Definitionen von Mannsein fehlen

Für Rüdiger Maas, den Inhaber des Instituts für Generationenforschung, ist es kein neues Phänomen, dass Männer tendenziell konservativer und Frauen liberaler sind. Dieser Trend werde schon länger beobachtet. „Jedoch konnten wir auch in unserer Generation-Thinking-Studie belegen, dass es in einigen Bereichen wie Familiengründung, ‘Mehr-Zeit-für-meine-Familie’ sowie ‘Familie und Beruf vereinbaren’ einen Gegentrend gibt. Hier gleichen sich sogar die Geschlechter an“, sagt der Psychologe und Jugendforscher gegenüber Corrigenda.

Wie die britische Forscherin Evans nimmt auch Maas wahr, dass die Stärkung der Frauenrolle „bei einigen männlichen Vertretern anscheinend zu Unsicherheiten führt“. „Manche haben das Gefühl, ihre Rolle sei dadurch schwerer zu definieren. Sprich: Frauen sollen in die Vorstandsebene, wo soll ich als junger Mann hinstreben?“, erklärt Maas. Etwa jeder fünfzehnte Mann der Gen-Z empfindet das als Benachteiligung seiner Rolle.
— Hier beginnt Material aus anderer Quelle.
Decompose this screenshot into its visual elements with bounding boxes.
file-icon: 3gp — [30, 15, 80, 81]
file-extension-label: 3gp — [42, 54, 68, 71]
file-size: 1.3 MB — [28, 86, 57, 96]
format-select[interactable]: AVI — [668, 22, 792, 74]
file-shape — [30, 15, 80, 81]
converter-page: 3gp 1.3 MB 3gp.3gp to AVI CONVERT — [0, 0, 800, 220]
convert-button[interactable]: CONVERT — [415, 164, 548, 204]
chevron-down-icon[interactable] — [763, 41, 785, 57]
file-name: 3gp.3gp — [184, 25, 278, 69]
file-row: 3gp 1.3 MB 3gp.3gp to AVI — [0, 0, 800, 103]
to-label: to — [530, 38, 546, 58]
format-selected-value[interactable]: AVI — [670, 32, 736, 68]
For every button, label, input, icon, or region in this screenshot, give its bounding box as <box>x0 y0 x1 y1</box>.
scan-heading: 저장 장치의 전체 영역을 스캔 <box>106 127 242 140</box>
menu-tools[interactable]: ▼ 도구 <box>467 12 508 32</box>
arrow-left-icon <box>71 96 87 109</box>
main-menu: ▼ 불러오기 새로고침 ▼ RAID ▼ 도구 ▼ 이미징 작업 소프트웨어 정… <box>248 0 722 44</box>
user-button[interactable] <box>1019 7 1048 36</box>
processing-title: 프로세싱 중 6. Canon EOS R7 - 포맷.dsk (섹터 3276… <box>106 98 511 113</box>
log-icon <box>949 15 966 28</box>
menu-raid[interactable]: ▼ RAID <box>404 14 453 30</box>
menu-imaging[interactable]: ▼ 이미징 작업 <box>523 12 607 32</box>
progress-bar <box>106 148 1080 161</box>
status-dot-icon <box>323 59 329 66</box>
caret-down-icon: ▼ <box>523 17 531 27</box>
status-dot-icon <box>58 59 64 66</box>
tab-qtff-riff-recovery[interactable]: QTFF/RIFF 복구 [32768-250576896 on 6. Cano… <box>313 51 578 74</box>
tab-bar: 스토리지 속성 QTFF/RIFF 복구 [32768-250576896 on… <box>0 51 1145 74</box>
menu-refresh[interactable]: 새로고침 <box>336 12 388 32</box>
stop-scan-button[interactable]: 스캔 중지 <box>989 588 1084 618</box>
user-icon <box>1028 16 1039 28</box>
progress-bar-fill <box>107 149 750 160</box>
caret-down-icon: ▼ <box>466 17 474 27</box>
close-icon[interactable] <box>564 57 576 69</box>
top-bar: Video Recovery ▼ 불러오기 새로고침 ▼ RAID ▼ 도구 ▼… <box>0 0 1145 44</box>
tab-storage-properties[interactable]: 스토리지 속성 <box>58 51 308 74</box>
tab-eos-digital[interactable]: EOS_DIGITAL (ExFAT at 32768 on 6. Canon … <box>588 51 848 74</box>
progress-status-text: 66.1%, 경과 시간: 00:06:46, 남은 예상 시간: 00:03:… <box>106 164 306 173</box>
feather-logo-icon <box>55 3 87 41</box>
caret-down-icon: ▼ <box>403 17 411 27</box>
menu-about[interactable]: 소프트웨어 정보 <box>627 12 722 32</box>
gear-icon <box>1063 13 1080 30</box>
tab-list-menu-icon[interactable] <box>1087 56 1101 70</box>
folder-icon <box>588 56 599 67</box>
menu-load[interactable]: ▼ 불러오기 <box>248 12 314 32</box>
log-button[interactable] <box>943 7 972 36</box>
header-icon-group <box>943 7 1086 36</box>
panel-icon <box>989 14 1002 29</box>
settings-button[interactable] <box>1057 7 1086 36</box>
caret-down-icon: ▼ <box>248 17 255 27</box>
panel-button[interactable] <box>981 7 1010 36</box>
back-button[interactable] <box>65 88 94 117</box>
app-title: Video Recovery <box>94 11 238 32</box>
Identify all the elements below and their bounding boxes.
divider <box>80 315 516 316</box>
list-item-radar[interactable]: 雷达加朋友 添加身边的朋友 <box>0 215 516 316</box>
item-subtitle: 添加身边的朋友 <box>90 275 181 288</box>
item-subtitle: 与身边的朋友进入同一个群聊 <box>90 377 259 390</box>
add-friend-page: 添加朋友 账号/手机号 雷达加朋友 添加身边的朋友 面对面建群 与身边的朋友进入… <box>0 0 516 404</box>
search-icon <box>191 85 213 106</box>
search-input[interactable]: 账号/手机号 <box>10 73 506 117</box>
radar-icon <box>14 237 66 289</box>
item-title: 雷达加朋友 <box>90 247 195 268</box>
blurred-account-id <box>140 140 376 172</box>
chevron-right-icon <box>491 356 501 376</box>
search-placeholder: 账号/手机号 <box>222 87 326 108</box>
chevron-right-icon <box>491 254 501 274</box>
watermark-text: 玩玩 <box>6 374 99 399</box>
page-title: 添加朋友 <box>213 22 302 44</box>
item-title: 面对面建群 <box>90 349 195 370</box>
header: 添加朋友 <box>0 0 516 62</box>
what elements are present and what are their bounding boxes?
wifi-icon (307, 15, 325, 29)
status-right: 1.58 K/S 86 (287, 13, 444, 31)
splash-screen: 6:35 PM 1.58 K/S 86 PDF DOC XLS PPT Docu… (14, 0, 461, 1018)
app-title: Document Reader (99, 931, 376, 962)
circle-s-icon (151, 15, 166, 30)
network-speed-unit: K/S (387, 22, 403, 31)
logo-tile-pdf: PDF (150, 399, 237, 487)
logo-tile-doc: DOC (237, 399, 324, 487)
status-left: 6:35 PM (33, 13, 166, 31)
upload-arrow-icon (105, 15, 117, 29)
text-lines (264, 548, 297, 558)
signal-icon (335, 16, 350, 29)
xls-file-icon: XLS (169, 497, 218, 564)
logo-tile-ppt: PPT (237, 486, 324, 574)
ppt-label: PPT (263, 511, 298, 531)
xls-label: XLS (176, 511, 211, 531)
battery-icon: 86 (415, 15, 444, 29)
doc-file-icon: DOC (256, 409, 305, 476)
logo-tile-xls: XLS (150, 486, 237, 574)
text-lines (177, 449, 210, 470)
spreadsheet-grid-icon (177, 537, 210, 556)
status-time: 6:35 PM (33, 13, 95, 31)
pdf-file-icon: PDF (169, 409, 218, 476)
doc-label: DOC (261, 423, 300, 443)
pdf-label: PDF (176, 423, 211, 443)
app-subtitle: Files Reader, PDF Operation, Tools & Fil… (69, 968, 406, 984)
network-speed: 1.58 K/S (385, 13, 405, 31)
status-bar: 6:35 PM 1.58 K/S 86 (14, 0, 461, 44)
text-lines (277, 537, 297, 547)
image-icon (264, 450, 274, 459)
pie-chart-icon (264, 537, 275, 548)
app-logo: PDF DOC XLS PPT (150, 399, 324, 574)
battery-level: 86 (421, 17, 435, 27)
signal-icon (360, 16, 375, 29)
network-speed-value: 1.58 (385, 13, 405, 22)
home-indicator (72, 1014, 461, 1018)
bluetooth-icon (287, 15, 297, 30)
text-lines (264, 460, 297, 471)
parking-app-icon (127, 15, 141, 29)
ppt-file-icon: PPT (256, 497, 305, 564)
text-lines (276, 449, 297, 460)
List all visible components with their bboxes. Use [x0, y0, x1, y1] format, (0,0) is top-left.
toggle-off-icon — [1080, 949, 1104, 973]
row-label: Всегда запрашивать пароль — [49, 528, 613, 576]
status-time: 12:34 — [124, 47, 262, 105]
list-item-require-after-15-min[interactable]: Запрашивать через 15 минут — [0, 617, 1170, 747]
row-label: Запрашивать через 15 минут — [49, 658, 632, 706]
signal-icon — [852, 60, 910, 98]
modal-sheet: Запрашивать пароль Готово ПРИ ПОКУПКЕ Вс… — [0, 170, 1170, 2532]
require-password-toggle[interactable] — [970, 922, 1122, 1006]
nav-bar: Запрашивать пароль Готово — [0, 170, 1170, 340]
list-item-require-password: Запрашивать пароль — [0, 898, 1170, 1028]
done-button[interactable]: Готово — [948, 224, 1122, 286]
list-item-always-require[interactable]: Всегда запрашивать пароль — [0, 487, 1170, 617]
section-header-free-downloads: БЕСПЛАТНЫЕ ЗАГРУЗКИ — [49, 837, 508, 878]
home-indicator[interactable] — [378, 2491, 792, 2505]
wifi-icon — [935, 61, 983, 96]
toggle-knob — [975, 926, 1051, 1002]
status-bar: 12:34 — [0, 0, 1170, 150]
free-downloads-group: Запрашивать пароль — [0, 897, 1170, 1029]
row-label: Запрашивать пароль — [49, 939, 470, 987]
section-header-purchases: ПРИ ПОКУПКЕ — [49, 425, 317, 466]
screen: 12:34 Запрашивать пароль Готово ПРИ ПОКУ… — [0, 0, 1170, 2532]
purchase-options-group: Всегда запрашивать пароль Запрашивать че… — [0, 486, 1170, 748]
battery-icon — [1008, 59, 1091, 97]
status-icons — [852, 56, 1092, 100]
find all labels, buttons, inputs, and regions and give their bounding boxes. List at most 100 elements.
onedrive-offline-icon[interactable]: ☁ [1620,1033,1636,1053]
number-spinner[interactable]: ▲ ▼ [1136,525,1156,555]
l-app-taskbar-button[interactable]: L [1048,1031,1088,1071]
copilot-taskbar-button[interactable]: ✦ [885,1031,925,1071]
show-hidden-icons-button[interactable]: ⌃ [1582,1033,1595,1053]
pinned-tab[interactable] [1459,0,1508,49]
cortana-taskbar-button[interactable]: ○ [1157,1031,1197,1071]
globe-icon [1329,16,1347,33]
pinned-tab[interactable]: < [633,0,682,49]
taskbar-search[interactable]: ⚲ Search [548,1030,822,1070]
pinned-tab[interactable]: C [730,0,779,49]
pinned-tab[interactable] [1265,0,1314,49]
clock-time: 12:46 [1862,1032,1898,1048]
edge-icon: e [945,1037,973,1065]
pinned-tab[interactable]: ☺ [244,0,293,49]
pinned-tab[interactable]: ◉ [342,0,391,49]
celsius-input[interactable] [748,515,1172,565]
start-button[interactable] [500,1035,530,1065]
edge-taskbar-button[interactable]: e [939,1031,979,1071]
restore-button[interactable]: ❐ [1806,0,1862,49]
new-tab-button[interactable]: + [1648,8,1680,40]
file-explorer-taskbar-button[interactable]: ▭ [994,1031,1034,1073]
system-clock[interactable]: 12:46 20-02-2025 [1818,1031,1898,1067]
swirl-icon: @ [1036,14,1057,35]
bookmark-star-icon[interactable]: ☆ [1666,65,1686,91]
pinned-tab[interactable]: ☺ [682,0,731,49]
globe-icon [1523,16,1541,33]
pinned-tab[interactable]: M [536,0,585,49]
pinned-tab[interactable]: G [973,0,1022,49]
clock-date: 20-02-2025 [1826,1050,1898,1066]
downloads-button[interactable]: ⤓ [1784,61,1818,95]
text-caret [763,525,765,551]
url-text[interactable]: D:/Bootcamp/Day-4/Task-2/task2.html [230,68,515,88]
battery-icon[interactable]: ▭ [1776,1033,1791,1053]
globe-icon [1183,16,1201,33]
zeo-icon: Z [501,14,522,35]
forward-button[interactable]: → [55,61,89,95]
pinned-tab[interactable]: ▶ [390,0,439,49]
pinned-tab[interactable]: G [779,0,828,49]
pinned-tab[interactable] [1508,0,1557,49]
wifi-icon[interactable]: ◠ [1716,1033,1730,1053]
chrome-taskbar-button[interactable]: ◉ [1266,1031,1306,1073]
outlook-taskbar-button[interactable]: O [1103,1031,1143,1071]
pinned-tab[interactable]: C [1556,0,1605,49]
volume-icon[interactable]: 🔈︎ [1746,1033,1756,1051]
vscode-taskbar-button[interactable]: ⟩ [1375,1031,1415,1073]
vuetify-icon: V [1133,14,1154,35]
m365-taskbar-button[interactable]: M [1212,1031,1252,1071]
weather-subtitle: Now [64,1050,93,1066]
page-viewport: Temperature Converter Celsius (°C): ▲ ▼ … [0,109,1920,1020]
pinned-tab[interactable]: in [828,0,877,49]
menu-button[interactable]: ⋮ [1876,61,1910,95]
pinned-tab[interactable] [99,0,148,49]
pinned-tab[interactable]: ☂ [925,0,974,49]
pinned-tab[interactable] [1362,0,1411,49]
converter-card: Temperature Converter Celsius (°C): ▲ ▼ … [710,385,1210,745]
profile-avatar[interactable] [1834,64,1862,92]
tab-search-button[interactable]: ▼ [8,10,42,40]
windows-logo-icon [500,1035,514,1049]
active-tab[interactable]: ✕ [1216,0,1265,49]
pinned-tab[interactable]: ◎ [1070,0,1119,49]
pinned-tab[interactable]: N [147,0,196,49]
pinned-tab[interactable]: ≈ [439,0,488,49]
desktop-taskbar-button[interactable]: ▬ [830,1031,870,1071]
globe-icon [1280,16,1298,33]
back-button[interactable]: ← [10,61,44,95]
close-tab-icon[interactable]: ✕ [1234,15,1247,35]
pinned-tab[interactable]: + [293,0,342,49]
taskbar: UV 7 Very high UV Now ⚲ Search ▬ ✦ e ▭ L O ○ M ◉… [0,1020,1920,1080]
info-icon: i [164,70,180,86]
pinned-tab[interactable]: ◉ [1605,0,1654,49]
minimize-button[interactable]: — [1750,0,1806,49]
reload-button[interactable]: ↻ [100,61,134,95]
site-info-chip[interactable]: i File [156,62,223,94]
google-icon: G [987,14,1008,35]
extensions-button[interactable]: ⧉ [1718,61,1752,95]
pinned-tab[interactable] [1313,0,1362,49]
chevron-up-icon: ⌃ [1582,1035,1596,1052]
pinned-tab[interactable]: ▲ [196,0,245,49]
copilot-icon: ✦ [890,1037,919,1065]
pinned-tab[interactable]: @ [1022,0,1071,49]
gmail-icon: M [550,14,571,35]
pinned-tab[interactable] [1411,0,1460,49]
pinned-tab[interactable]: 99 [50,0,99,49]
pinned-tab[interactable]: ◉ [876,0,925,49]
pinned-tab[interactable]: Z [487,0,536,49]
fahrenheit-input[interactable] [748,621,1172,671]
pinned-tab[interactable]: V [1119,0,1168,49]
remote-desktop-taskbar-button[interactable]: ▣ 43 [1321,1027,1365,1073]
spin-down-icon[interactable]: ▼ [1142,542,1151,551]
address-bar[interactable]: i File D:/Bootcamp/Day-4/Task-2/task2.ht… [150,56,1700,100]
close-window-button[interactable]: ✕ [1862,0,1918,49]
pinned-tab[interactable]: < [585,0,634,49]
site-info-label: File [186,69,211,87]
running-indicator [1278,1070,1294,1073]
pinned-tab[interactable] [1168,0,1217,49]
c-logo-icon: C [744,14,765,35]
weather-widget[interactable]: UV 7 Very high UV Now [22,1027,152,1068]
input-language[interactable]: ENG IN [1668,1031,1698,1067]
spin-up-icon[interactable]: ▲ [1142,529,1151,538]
Vorbilder wie Andrew Tate gäben in dieser komplexer werdenden Situation unterkomplexe Antworten. Influencer wie er würden genau von dieser Gruppe unsicherer junger Männern viel Zuspruch bekommen, weil sie die fehlende Definition eines Mannes neu beleben und die Rolle des Mannes klar vorgeben.

Unsichere Männer, die sich zu Andrew Tate flüchten, sind in der Minderheit

Maas erklärt gegenüber Corrigenda weiter: „Man darf nicht vergessen, dass die Generation Z nie wirklich für Frauenrechte kämpfen musste. Das waren die Vorgängergenerationen. Für die Männer der Gen-Z war es einfach schon normal, dass Frauen die gleichen Rechte haben. Wieso hier noch das Forcieren von ‘noch’ mehr Rechten? Die Frauen sehen dies anders, da viele Vertreterinnen der Gen-Z immer noch eine Ungleichbehandlung empfinden.“

Junge Männer, die aufgrund der eigenen Unsicherheit Antworten bei Social-Media-Stars wie Tate suchen, der sage, Frauen seien das Eigentum eines Mannes, sollten zu Hause bleiben und nicht Auto fahren, seien aber eine Minderheit.

Heinzlmaier: Polarisierung zwischen reich und arm größer

Von einem „drastischen Unterschied“ zwischen den 18- bis 29-jährigen Männern und Frauen würde der Jugendforscher Bernhard Heinzlmaier nicht sprechen. Die Studien des sich in Deutschland und Österreich befindenden Jugendforschungsinstituts T-Factory, dessen Geschäftsführer Heinzlmaier ist, zeigen eine viel deutlichere Polarisierung zwischen oberen und unteren Gesellschaftsschichten als zwischen Geschlechtern. „Das obere Gesellschaftsdrittel wählt stark linksliberal, desto weiter man nach unten kommt, wählen die Leute konservativ oder rechts – auch innerhalb der Generation Z“, sagt Heinzlmaier gegenüber diesem Onlinemagazin.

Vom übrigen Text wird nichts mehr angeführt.